Borden Shelly B, Groose Molly K, Robitaille Mark J, Schroeder Kristopher M
Department of Anesthesiology, UW School of Medicine and Public Health, Madison, Wisconsin, United States.
Saudi J Anaesth. 2019 Jul-Sep;13(3):249-252. doi: 10.4103/sja.SJA_218_19.

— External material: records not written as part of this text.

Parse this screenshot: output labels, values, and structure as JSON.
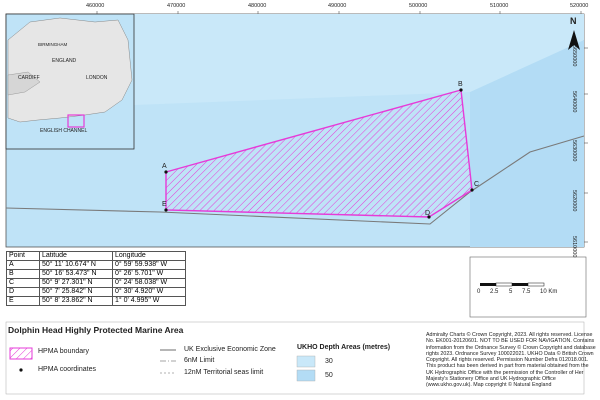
{
  "map": {
    "title": "Dolphin Head Highly Protected Marine Area",
    "colors": {
      "sea": "#bfe3f7",
      "sea_deep": "#a7d4f1",
      "land": "#ececec",
      "hpma": "#e63bd8",
      "eez": "#777777"
    },
    "grid_x_labels": [
      "460000",
      "470000",
      "480000",
      "490000",
      "500000",
      "510000",
      "520000"
    ],
    "grid_y_labels": [
      "5650000",
      "5640000",
      "5630000",
      "5620000",
      "5610000"
    ],
    "north_label": "N",
    "point_labels": [
      "A",
      "B",
      "C",
      "D",
      "E"
    ],
    "inset": {
      "labels": [
        "BIRMINGHAM",
        "LONDON",
        "CARDIFF",
        "ENGLAND",
        "ENGLISH CHANNEL"
      ]
    }
  },
  "coordinates": {
    "headers": [
      "Point",
      "Latitude",
      "Longitude"
    ],
    "rows": [
      {
        "point": "A",
        "lat": "50° 11' 10.674\" N",
        "lon": "0° 59' 59.938\" W"
      },
      {
        "point": "B",
        "lat": "50° 16' 53.473\" N",
        "lon": "0° 26' 5.701\" W"
      },
      {
        "point": "C",
        "lat": "50° 9' 27.301\" N",
        "lon": "0° 24' 58.038\" W"
      },
      {
        "point": "D",
        "lat": "50° 7' 25.842\" N",
        "lon": "0° 30' 4.920\" W"
      },
      {
        "point": "E",
        "lat": "50° 8' 23.862\" N",
        "lon": "1° 0' 4.995\" W"
      }
    ]
  },
  "scale_bar": {
    "ticks": [
      "0",
      "2.5",
      "5",
      "7.5",
      "10 Km"
    ]
  },
  "legend": {
    "hpma_boundary": "HPMA boundary",
    "hpma_coordinates": "HPMA coordinates",
    "eez": "UK Exclusive Economic Zone",
    "six_nm": "6nM Limit",
    "twelve_nm": "12nM Territorial seas limit",
    "depth_title": "UKHO Depth Areas (metres)",
    "depth_30": "30",
    "depth_50": "50"
  },
  "copyright": "Admiralty Charts © Crown Copyright, 2023. All rights reserved. License No. EK001-20120601. NOT TO BE USED FOR NAVIGATION. Contains information from the Ordnance Survey © Crown Copyright and database rights 2023. Ordnance Survey 100022021. UKHO Data © British Crown Copyright. All rights reserved. Permission Number Defra 012018.001. This product has been derived in part from material obtained from the UK Hydrographic Office with the permission of the Controller of Her Majesty's Stationery Office and UK Hydrographic Office (www.ukho.gov.uk). Map copyright © Natural England"
}
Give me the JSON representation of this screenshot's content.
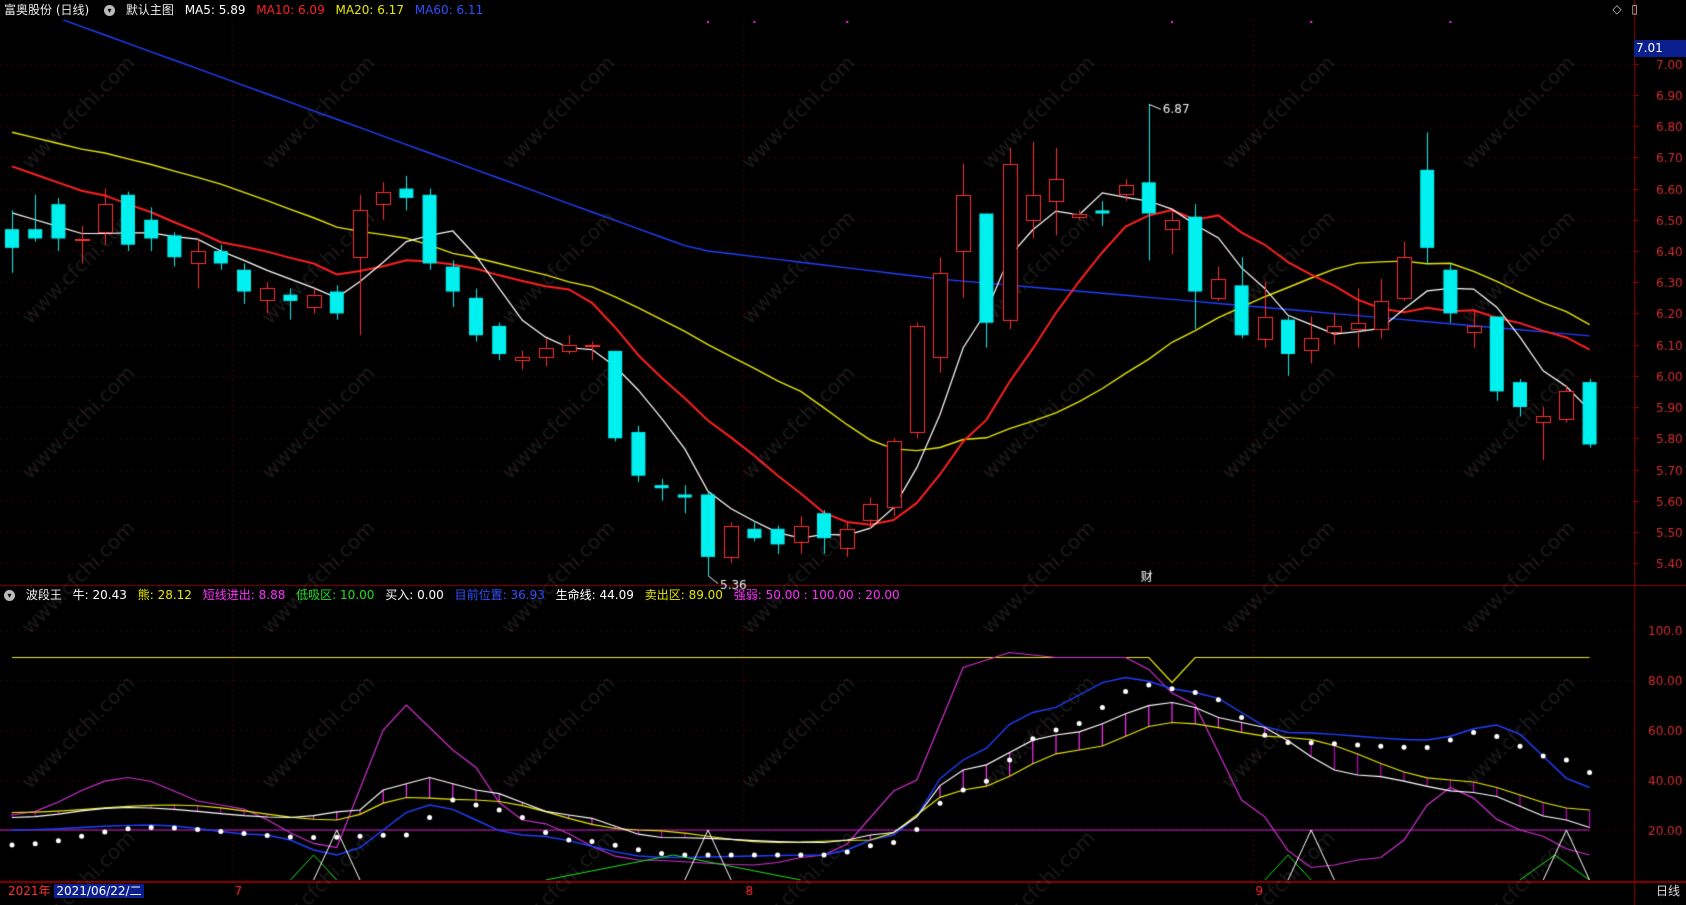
{
  "main_header": {
    "stock_title": "富奥股份 (日线)",
    "chart_label": "默认主图",
    "ma5": {
      "label": "MA5: 5.89",
      "color": "#ffffff"
    },
    "ma10": {
      "label": "MA10: 6.09",
      "color": "#ff2020"
    },
    "ma20": {
      "label": "MA20: 6.17",
      "color": "#e8e800"
    },
    "ma60": {
      "label": "MA60: 6.11",
      "color": "#2040ff"
    }
  },
  "indicator_header": {
    "name": "波段王",
    "items": [
      {
        "label": "牛: 20.43",
        "color": "#ffffff"
      },
      {
        "label": "熊: 28.12",
        "color": "#e8e800"
      },
      {
        "label": "短线进出: 8.88",
        "color": "#ff30ff"
      },
      {
        "label": "低吸区: 10.00",
        "color": "#20e020"
      },
      {
        "label": "买入: 0.00",
        "color": "#ffffff"
      },
      {
        "label": "目前位置: 36.93",
        "color": "#2040ff"
      },
      {
        "label": "生命线: 44.09",
        "color": "#ffffff"
      },
      {
        "label": "卖出区: 89.00",
        "color": "#e8e800"
      },
      {
        "label": "强弱: 50.00 : 100.00 : 20.00",
        "color": "#ff30ff"
      }
    ]
  },
  "price_axis": {
    "ticks": [
      "7.00",
      "6.90",
      "6.80",
      "6.70",
      "6.60",
      "6.50",
      "6.40",
      "6.30",
      "6.20",
      "6.10",
      "6.00",
      "5.90",
      "5.80",
      "5.70",
      "5.60",
      "5.50",
      "5.40"
    ],
    "current_price": "7.01"
  },
  "indicator_axis": {
    "ticks": [
      "100.0",
      "80.00",
      "60.00",
      "40.00",
      "20.00"
    ]
  },
  "annotations": {
    "high": "6.87",
    "low": "5.36",
    "finance_marker": "财"
  },
  "date_bar": {
    "year": "2021年",
    "date": "2021/06/22/二",
    "months": [
      "7",
      "8",
      "9"
    ],
    "period_button": "日线"
  },
  "watermark": "www.cfchi.com",
  "colors": {
    "up": "#ff3030",
    "down": "#00f0f0",
    "grid": "#8a0000"
  },
  "chart_data": {
    "type": "candlestick",
    "candles": [
      [
        6.47,
        6.41,
        6.53,
        6.33
      ],
      [
        6.47,
        6.44,
        6.58,
        6.43
      ],
      [
        6.55,
        6.44,
        6.57,
        6.4
      ],
      [
        6.44,
        6.44,
        6.48,
        6.36
      ],
      [
        6.46,
        6.55,
        6.6,
        6.42
      ],
      [
        6.58,
        6.42,
        6.59,
        6.4
      ],
      [
        6.5,
        6.44,
        6.54,
        6.4
      ],
      [
        6.45,
        6.38,
        6.46,
        6.35
      ],
      [
        6.36,
        6.4,
        6.44,
        6.28
      ],
      [
        6.4,
        6.36,
        6.42,
        6.34
      ],
      [
        6.34,
        6.27,
        6.36,
        6.23
      ],
      [
        6.24,
        6.28,
        6.3,
        6.2
      ],
      [
        6.26,
        6.24,
        6.28,
        6.18
      ],
      [
        6.22,
        6.26,
        6.28,
        6.2
      ],
      [
        6.27,
        6.2,
        6.29,
        6.18
      ],
      [
        6.38,
        6.53,
        6.58,
        6.13
      ],
      [
        6.55,
        6.59,
        6.62,
        6.5
      ],
      [
        6.6,
        6.57,
        6.64,
        6.53
      ],
      [
        6.58,
        6.36,
        6.6,
        6.34
      ],
      [
        6.35,
        6.27,
        6.37,
        6.22
      ],
      [
        6.25,
        6.13,
        6.28,
        6.11
      ],
      [
        6.16,
        6.07,
        6.17,
        6.05
      ],
      [
        6.05,
        6.06,
        6.08,
        6.02
      ],
      [
        6.06,
        6.09,
        6.12,
        6.03
      ],
      [
        6.08,
        6.1,
        6.13,
        6.07
      ],
      [
        6.1,
        6.1,
        6.11,
        6.05
      ],
      [
        6.08,
        5.8,
        6.08,
        5.79
      ],
      [
        5.82,
        5.68,
        5.84,
        5.66
      ],
      [
        5.65,
        5.64,
        5.67,
        5.6
      ],
      [
        5.62,
        5.61,
        5.65,
        5.56
      ],
      [
        5.62,
        5.42,
        5.63,
        5.36
      ],
      [
        5.42,
        5.52,
        5.53,
        5.4
      ],
      [
        5.51,
        5.48,
        5.53,
        5.47
      ],
      [
        5.51,
        5.46,
        5.52,
        5.43
      ],
      [
        5.47,
        5.52,
        5.55,
        5.43
      ],
      [
        5.56,
        5.48,
        5.57,
        5.43
      ],
      [
        5.45,
        5.51,
        5.53,
        5.42
      ],
      [
        5.54,
        5.59,
        5.61,
        5.51
      ],
      [
        5.58,
        5.79,
        5.8,
        5.55
      ],
      [
        5.82,
        6.16,
        6.17,
        5.8
      ],
      [
        6.06,
        6.33,
        6.38,
        6.01
      ],
      [
        6.4,
        6.58,
        6.68,
        6.25
      ],
      [
        6.52,
        6.17,
        6.52,
        6.09
      ],
      [
        6.18,
        6.68,
        6.73,
        6.15
      ],
      [
        6.5,
        6.58,
        6.75,
        6.44
      ],
      [
        6.56,
        6.63,
        6.73,
        6.45
      ],
      [
        6.51,
        6.52,
        6.53,
        6.5
      ],
      [
        6.53,
        6.52,
        6.56,
        6.48
      ],
      [
        6.58,
        6.61,
        6.63,
        6.56
      ],
      [
        6.62,
        6.52,
        6.87,
        6.37
      ],
      [
        6.47,
        6.5,
        6.53,
        6.39
      ],
      [
        6.51,
        6.27,
        6.55,
        6.15
      ],
      [
        6.25,
        6.31,
        6.35,
        6.24
      ],
      [
        6.29,
        6.13,
        6.38,
        6.12
      ],
      [
        6.12,
        6.19,
        6.3,
        6.09
      ],
      [
        6.18,
        6.07,
        6.19,
        6.0
      ],
      [
        6.08,
        6.12,
        6.19,
        6.04
      ],
      [
        6.14,
        6.16,
        6.2,
        6.1
      ],
      [
        6.15,
        6.17,
        6.28,
        6.09
      ],
      [
        6.15,
        6.24,
        6.31,
        6.12
      ],
      [
        6.25,
        6.38,
        6.43,
        6.24
      ],
      [
        6.66,
        6.41,
        6.78,
        6.36
      ],
      [
        6.34,
        6.2,
        6.36,
        6.17
      ],
      [
        6.14,
        6.16,
        6.21,
        6.09
      ],
      [
        6.19,
        5.95,
        6.19,
        5.92
      ],
      [
        5.98,
        5.9,
        5.99,
        5.87
      ],
      [
        5.85,
        5.87,
        5.9,
        5.73
      ],
      [
        5.86,
        5.95,
        5.97,
        5.85
      ],
      [
        5.98,
        5.78,
        5.99,
        5.77
      ]
    ],
    "ylim": [
      5.33,
      7.14
    ],
    "indicator_ylim": [
      0,
      110
    ]
  }
}
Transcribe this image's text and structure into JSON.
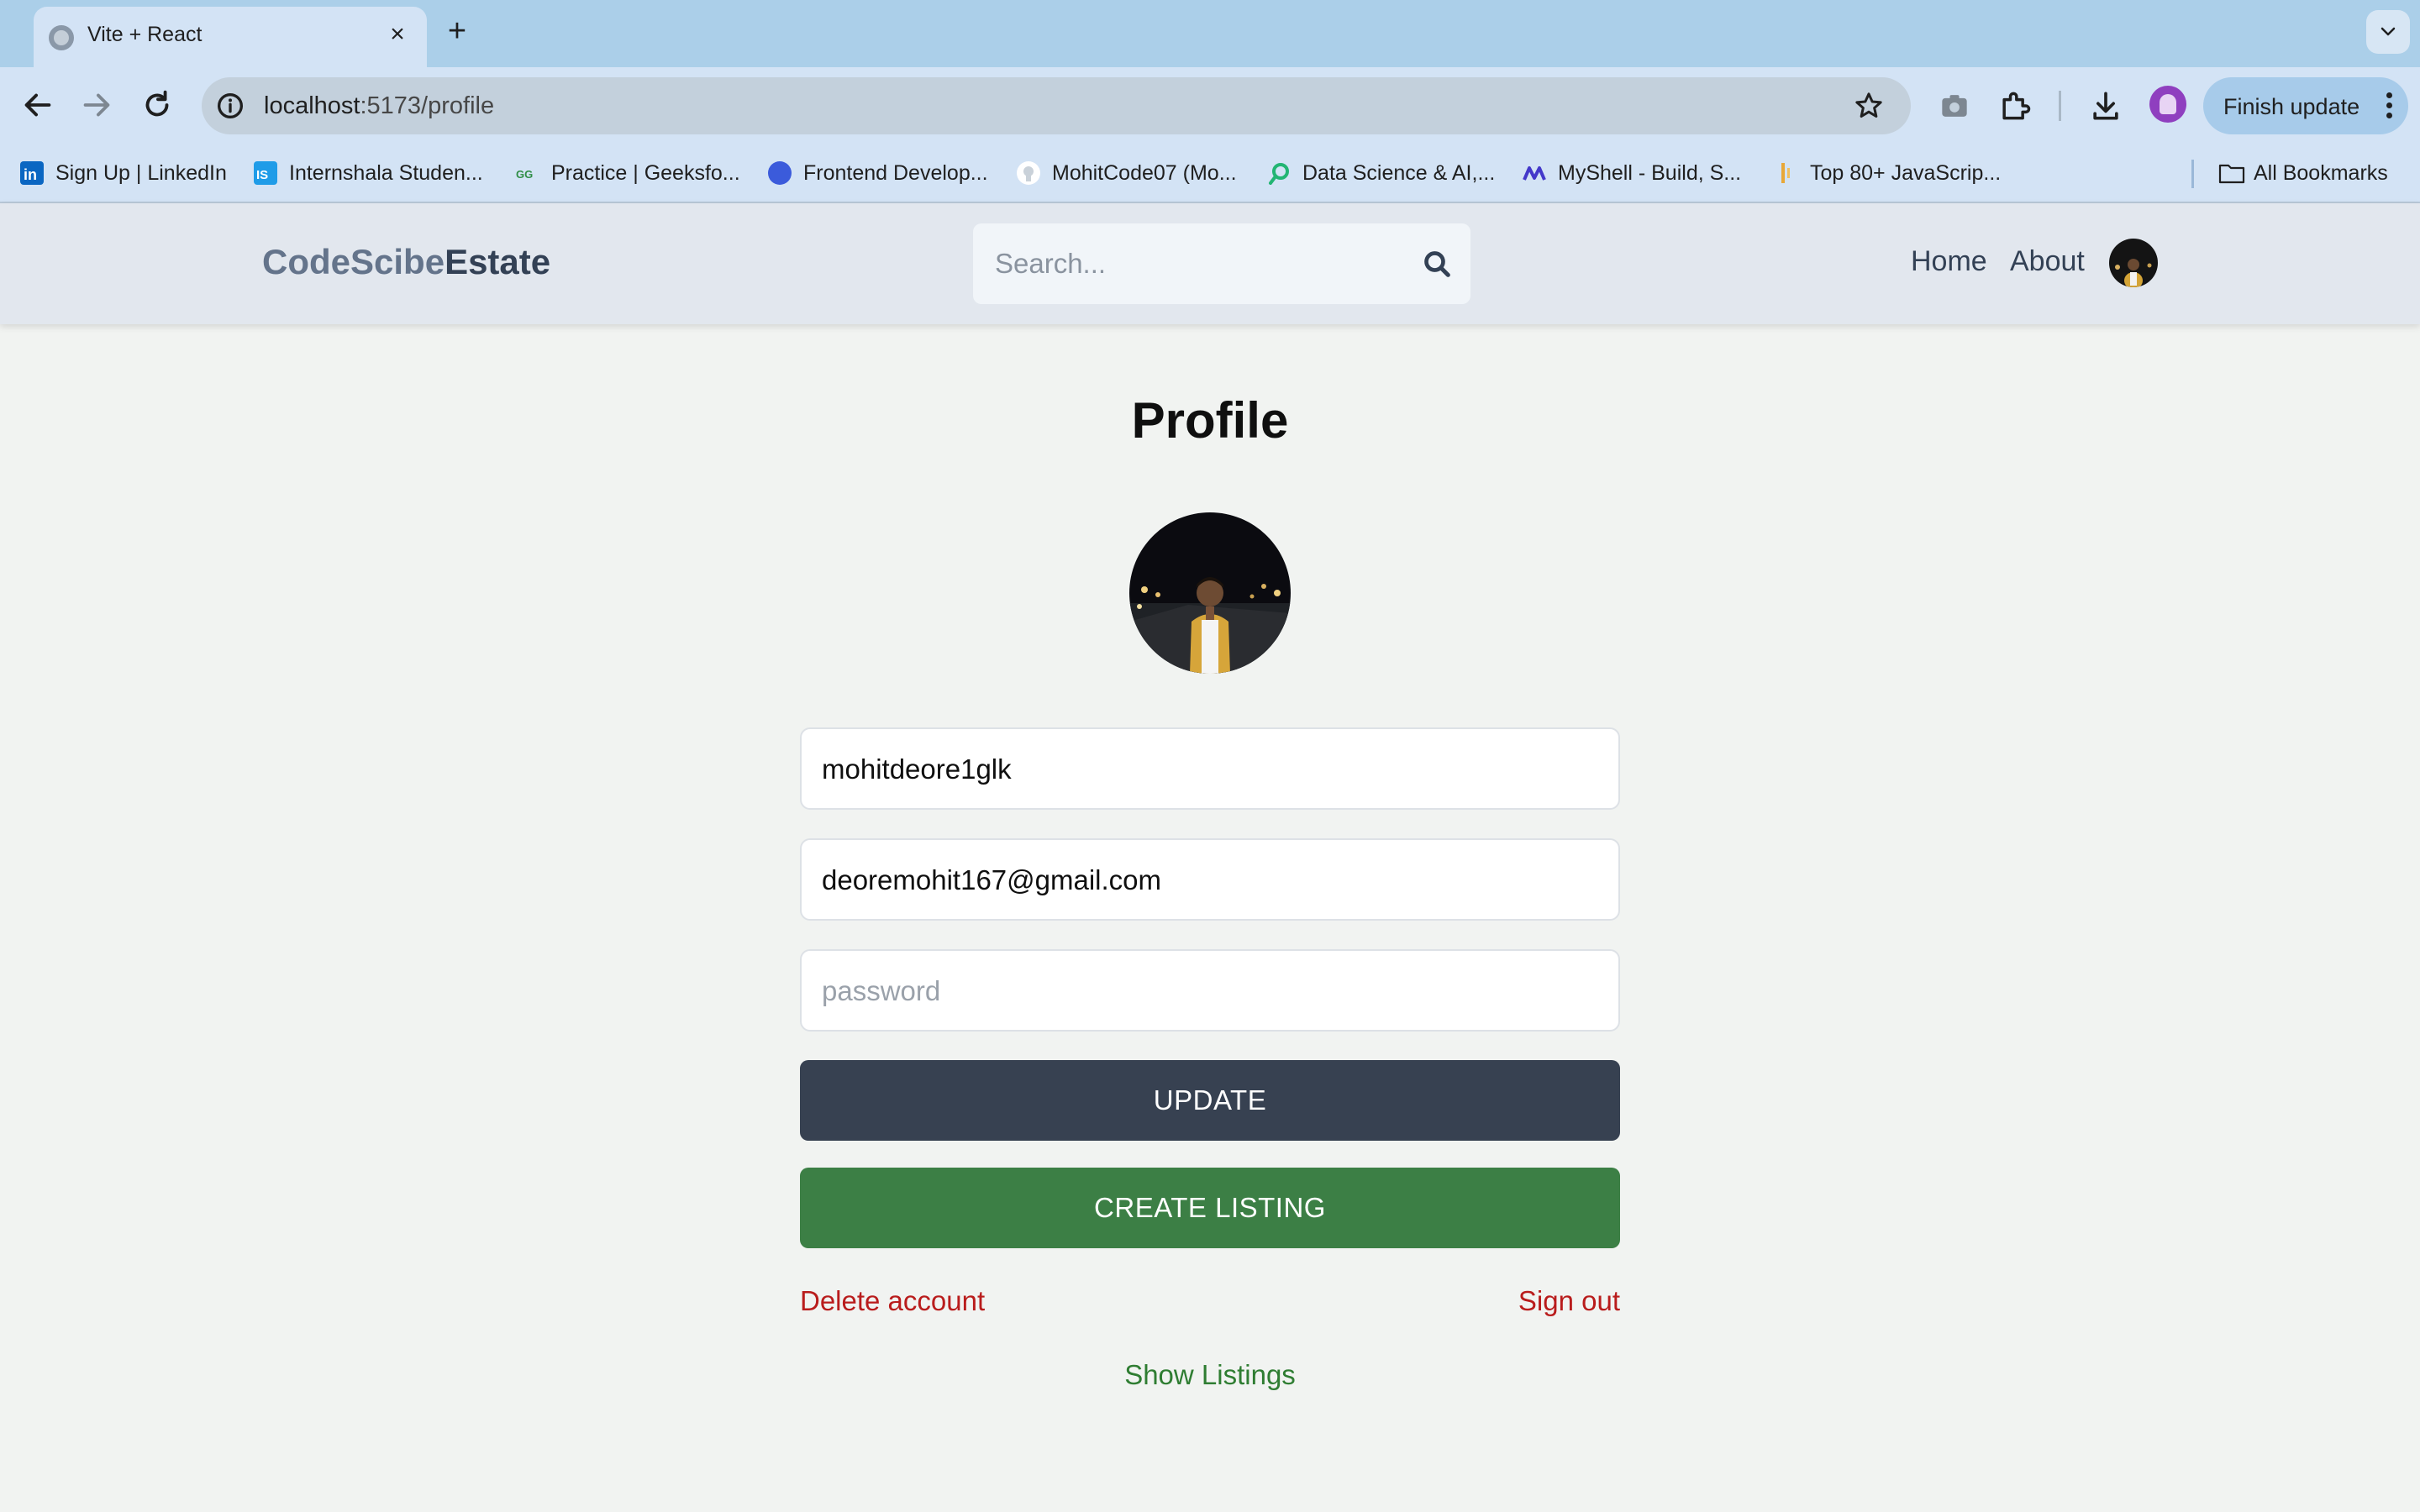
{
  "browser": {
    "tab_title": "Vite + React",
    "url_host": "localhost",
    "url_path": ":5173/profile",
    "finish_update_label": "Finish update",
    "bookmarks": [
      {
        "label": "Sign Up | LinkedIn",
        "icon": "linkedin-icon",
        "color": "#0a66c2"
      },
      {
        "label": "Internshala Studen...",
        "icon": "internshala-icon",
        "color": "#1f9ce8"
      },
      {
        "label": "Practice | Geeksfo...",
        "icon": "geeksforgeeks-icon",
        "color": "#2f8d46"
      },
      {
        "label": "Frontend Develop...",
        "icon": "frontend-icon",
        "color": "#3b5bdb"
      },
      {
        "label": "MohitCode07 (Mo...",
        "icon": "github-icon",
        "color": "#ffffff"
      },
      {
        "label": "Data Science & AI,...",
        "icon": "datascience-icon",
        "color": "#22b573"
      },
      {
        "label": "MyShell - Build, S...",
        "icon": "myshell-icon",
        "color": "#4338ca"
      },
      {
        "label": "Top 80+ JavaScrip...",
        "icon": "javascript-icon",
        "color": "#e8a838"
      }
    ],
    "all_bookmarks_label": "All Bookmarks"
  },
  "header": {
    "logo_part1": "CodeScibe",
    "logo_part2": "Estate",
    "search_placeholder": "Search...",
    "nav_home": "Home",
    "nav_about": "About"
  },
  "profile": {
    "title": "Profile",
    "username_value": "mohitdeore1glk",
    "email_value": "deoremohit167@gmail.com",
    "password_placeholder": "password",
    "update_label": "UPDATE",
    "create_listing_label": "CREATE LISTING",
    "delete_account_label": "Delete account",
    "sign_out_label": "Sign out",
    "show_listings_label": "Show Listings"
  },
  "colors": {
    "update_button": "#374151",
    "create_listing_button": "#3c7f45",
    "danger_text": "#b91c1c",
    "success_text": "#2f7d32"
  }
}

Medication shortages are a clinical reality that force changes in practice patterns leading to unintended consequences. Potential solutions to any drug shortage require a thoughtful, multidisciplinary and often creative approach. Here, we report a case of unintentional epinephrine overdose leading to an unstable cardiac arrhythmia and our subsequent development of a visual cue system to prevent future errors. A 56-year-old man with a history of rectal adenocarcinoma presented for low anterior resection and creation of diverting loop ileostomy. Epidural placement was requested by the surgical team, and following administration of a second test dose (created by the physician), the patient experienced supraventricular tachycardia with heart rates of 200-210 BPM for approximately 2 minutes. This rhythm then converted to atrial fibrillation with rapid ventricular response with heart rate of 150-170 BPM. The patient was stabilized after cardioversion. Later evaluation of medication administration revealed that the second epidural test dose inadvertently contained 100 mcg epinephrine instead of the intended 10 mcg dose. The test dose had to be created because the original ampule with the kit had been utilized. Since this time, our kits have no test dose, and this shortage is concerning for increased provider error. We suggest a novel visual cue system that may prevent unintentional epinephrine overdoses in the setting of regional anesthesia.
药物短缺是一种临床现实,它迫使实践模式发生改变,从而导致意外后果。解决任何药物短缺问题的潜在方案都需要一种深思熟虑、多学科且往往富有创造性的方法。在此,我们报告一例无意使用肾上腺素过量导致不稳定心律失常的病例,以及我们随后开发的一种视觉提示系统以防止未来出现差错。一名有直肠腺癌病史的56岁男性因低位前切除术和造口转流回肠造口术前来就诊。手术团队要求进行硬膜外穿刺置管,在给予第二剂试验剂量(由医生配制)后,患者出现室上性心动过速,心率为200 - 210次/分钟,持续约2分钟。随后这种心律转变为伴有快速心室反应的心房颤动,心率为150 - 170次/分钟。患者在复律后病情稳定。后来对用药情况的评估发现,第二剂硬膜外试验剂量无意中含有100微克肾上腺素,而不是预期的10微克剂量。之所以必须配制试验剂量,是因为试剂盒中的原始安瓿已被使用。自那时起,我们的试剂盒不再有试验剂量,这种短缺令人担忧会增加医护人员出错的几率。我们建议采用一种新颖的视觉提示系统,该系统可能会防止在区域麻醉过程中无意使用过量肾上腺素。